I don’t make the schedule, and I don’t have a coach, so what I ride depends on when I get invited or when I feel inspired. And so it was on Saturday morning that the second cup of coffee lit the touch paper of motivation and sent me out into the rain. My wife was like, “You’re really gonna ride NOW?” The drops bounced off the pavement. The sky rumbled. And I said, “Yeah. Some days you just gotta get shitty n’ gritty.”
This is not tough guy stuff. There are a lot of conditions (e.g., hot and humid) that curl my tail between my legs and find me slinking into a cool, shady spot to pass the day. And so, rather than “tough” I would characterize my choices as “pig-headed,” “reckless,” or “so starved for some sort of cathartic suffering that I’ll gladly hurt myself to find a small measure of peace between my ears.”
Potato. Potato.
When I exited the garage, the rain was merely a drizzle. “This is for me,” I thought. Not too rainy and the whole road to myself. By the time I reached the bottom of our hill, the drizzle had become a pounding and the wind fluttered my jacket like a tall sail in sudden squall. I pushed on.
Shortly though, my derailleur began skipping under load, and that struck me as odd, given it’s a Di2 contraption, meant to auto-trim. I dismounted to see if something was caught in the cassette or in the jockey wheels. Nothing. I rolled the chain over a few times, and it engaged smoothly. I got back on and had the same problem. Fortunately, I was coming up on my local bike shop, so I stopped in and stated my problem, whereupon Jim pointed out that my rear wheel’s thru-bolt was partially disengaged, allowing the wheel to float back and forth a centimeter or so. These are the obvious things you don’t see in the wind and the rain.
By now the precipitation was approaching biblical fury, and my bike shop friends bade me sit a few minutes while the radar sorted out the yellows from the greens. This struck me as good sense, but eventually I gave up on giving up and headed back out to meet the day.
Speaking of the forecast, it’s worth saying the whole day of rain was projected to be something like a quarter inch total, a mere moist trifling. What I was encountering was more like a half-an-inch an hour. The bike path I rode out of town was awash, at least an inch deep in running water in some spots. Still, I was protected from the worst of the wind, and once you’re wet, well, you’re wet.

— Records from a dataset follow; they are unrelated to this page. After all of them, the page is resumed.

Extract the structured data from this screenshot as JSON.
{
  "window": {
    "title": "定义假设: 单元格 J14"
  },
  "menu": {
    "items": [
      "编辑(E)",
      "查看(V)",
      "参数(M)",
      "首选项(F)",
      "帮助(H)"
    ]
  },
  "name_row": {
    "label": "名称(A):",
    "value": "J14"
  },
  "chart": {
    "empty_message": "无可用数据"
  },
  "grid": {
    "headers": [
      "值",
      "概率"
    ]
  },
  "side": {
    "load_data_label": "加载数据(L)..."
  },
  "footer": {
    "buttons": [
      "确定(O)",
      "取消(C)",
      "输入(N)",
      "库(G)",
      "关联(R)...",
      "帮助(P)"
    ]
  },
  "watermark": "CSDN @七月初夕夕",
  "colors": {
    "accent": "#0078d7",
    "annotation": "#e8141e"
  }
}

My original plan had been to spin out the path, pick up a trail to push a few miles further on, and then to circle back on a cinder road through the woods. It became clear pretty quickly, though, that the woods would be off-limits, unless I wanted to be that guy who leaves a rutted, muddy mess for everyone else. Thus curtailing my ambitions, I rode on, watching the beads of water dance across the brim of my cap.

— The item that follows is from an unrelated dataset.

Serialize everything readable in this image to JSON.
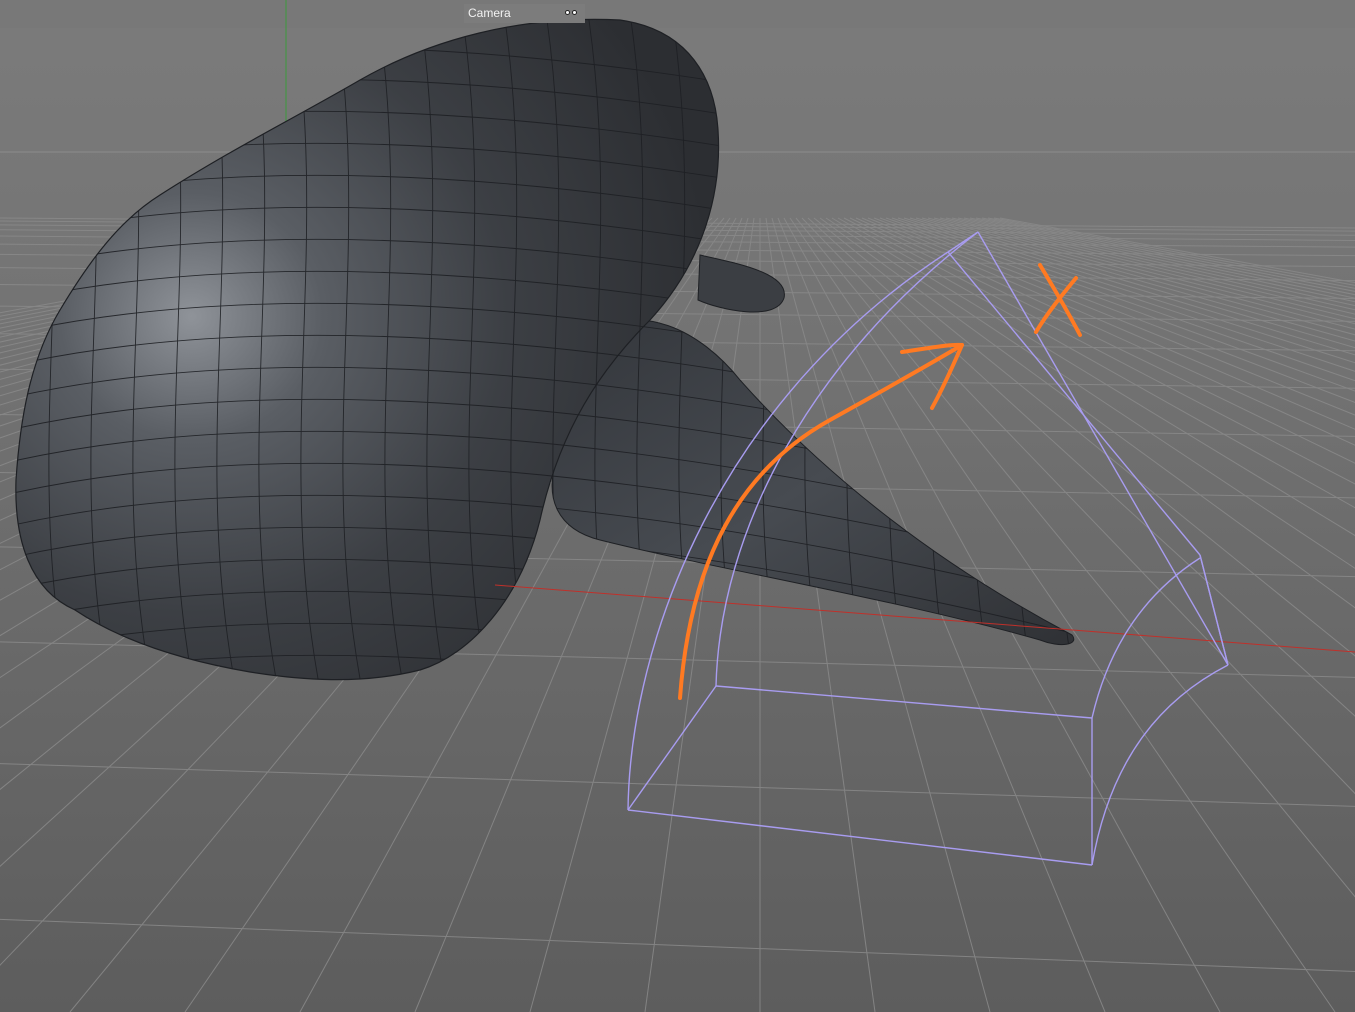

I love this shit really. Sure, it takes a little extra motivation to force yourself out the door, but once you’re there, in the weather, it is just the sort of transcendent, transgressive thing I like to do. The absence of other cyclists lifts my spirits, as if I’m out here for them. The relentlessness of the conditions crowds out all the frivolous garbage that would normally be swirling between my ears. There is only pedaling and reveling in the stupidity of continuing onward.

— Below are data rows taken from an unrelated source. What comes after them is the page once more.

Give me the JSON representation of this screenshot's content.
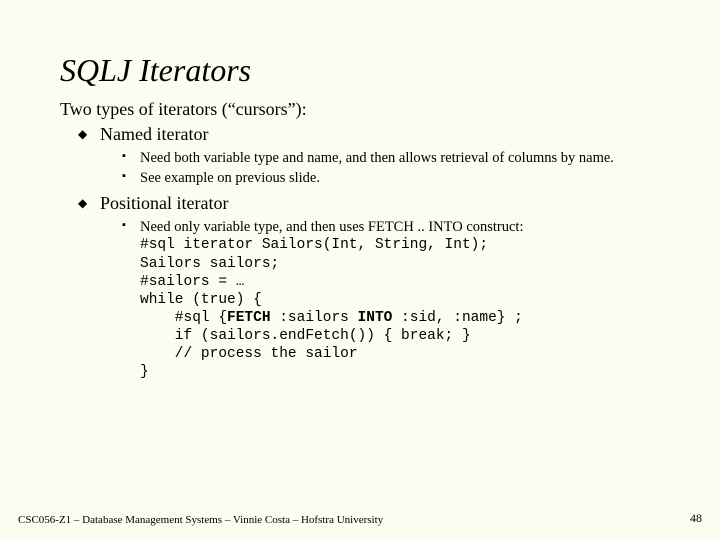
{
  "title": "SQLJ Iterators",
  "intro": "Two types of iterators (“cursors”):",
  "items": [
    {
      "label": "Named iterator",
      "sub": [
        "Need both variable type and name, and then allows retrieval of columns by name.",
        "See example on previous slide."
      ]
    },
    {
      "label": "Positional iterator",
      "sub_lead": "Need only variable type, and then uses FETCH .. INTO construct:",
      "code": {
        "l1": "#sql iterator Sailors(Int, String, Int);",
        "l2": "Sailors sailors;",
        "l3": "#sailors = …",
        "l4": "while (true) {",
        "l5a": "    #sql {",
        "l5b": "FETCH",
        "l5c": " :sailors ",
        "l5d": "INTO",
        "l5e": " :sid, :name} ;",
        "l6": "    if (sailors.endFetch()) { break; }",
        "l7": "    // process the sailor",
        "l8": "}"
      }
    }
  ],
  "footer": "CSC056-Z1 – Database Management Systems – Vinnie Costa – Hofstra University",
  "page": "48"
}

At some point, reality intrudes though, right? In my case, enough water and sand had run down the front of my tights that my Gore-tex cycling shoes were filling up with hypothermic nonsense. Did I mention it was 40F? Details.
And so I reached the terminus of the bike path and turned for home, motivated by the anticipation of hot coffee and hotter shower. The slow grind back up the hill to my house only piqued my desire to end this stupid boondoggle, and then I did that thing where you strip naked in the basement to keep from befouling the house, dancing nude up through the kitchen to the stairs and then the bedroom, to the groans and guffaws of your wife and kids.
Later, my wife said, “How was that ride?” And I said, “Pretty perfect, thanks.”
Rule 9 and rule 5 at the same time! Bravo!
When I read ‘Potato. Potato.’ I said it (in my mind) the same way both times. I mean. I get it. But I find it hilarious that my brain just did what it does. LOL
@Tom – I’m so glad you said that. When I wrote it, my first thought was “People are NOT going to get the pivot on that,” and then my second thought was, “And that makes funny for me.”